FIGS. 8A-8E illustrates an aspiration catheter 500 with a soft, flexible polymer sleeve 502 to improve the efficiency of aspiration. The sleeve 502 is released when the aspiration catheter tip 504 exits the guiding catheter 60 or when protective sheath is removed. The soft sleeve 502 is larger than the diameter of vessel lumen, allowing the sleeve to adapt its opening to the actual circular or non-circular vessel lumen. By reducing the blood flow from the proximal towards the distal direction, an opened sleeve 502 can improve aspiration. When the aspiration catheter 500 is pulled back into the guiding catheter, the sleeve 502 reverses its shape and squeezes to the center allowing an easy removal.

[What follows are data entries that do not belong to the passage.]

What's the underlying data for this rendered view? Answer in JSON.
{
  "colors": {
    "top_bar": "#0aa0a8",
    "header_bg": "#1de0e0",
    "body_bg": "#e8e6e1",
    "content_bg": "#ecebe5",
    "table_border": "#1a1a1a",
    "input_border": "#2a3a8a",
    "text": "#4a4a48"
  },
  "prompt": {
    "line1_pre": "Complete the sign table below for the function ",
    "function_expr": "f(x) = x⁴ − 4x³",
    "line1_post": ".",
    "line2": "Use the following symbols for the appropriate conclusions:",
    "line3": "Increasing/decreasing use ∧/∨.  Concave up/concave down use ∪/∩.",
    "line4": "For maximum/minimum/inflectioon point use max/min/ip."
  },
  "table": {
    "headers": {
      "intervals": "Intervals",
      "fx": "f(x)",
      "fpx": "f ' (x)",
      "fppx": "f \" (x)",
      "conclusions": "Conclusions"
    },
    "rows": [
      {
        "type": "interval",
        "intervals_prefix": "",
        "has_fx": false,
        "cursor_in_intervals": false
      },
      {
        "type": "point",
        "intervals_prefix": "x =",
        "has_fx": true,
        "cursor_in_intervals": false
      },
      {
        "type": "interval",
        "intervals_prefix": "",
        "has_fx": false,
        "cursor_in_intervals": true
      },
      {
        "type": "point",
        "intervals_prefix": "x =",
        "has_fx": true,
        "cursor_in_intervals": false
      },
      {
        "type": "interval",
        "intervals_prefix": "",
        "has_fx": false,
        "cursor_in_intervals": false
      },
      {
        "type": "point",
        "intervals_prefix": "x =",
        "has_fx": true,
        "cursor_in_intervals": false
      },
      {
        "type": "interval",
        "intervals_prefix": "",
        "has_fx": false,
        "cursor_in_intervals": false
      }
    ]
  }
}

The polymer sleeve may contain a radiopaque agent such as tungsten, bismuth powder or iodine compound mixed in the polymer matrix. Alternatively, the polymer can be attached to or embed a soft platinum or platinum alloy frame or ring to allow visualization of the sleeve position relative to the aspiration tip and the obstruction. The shape of the sleeve depends on the tip of the aspiration catheter. A disc-shaped sleeve works well with a straight catheter tip. Preferably, the aspiration catheter has a slanted tip to enlarge the suction cross section. In this case, the sleeve has an elliptical shape. The soft polymer sleeve 502 has a hydrophilic coating on the vessel side to minimize trauma to the endothelial cell lining inside the vessel lumen. Optionally, a reversible, higher swelling coating on one surface of the polymer sleeve 502 facing the catheter side may be used to support the umbrella shape of the opened sleeve. A shape-memory platinum, platinum alloy, or nitinol ring at the catheter tip can be used to facilitate the opening of the sleeve when the aspiration catheter tip exits the guiding catheter.

Although the present invention has been described in accordance with the embodiments shown, one of ordinary skill in the art will readily recognize that there could be variations to the embodiments and those variations would be within the spirit and scope of the present invention. Accordingly, many modifications may be made by one of ordinary skill in the art without departing from the spirit and scope of the appended claims.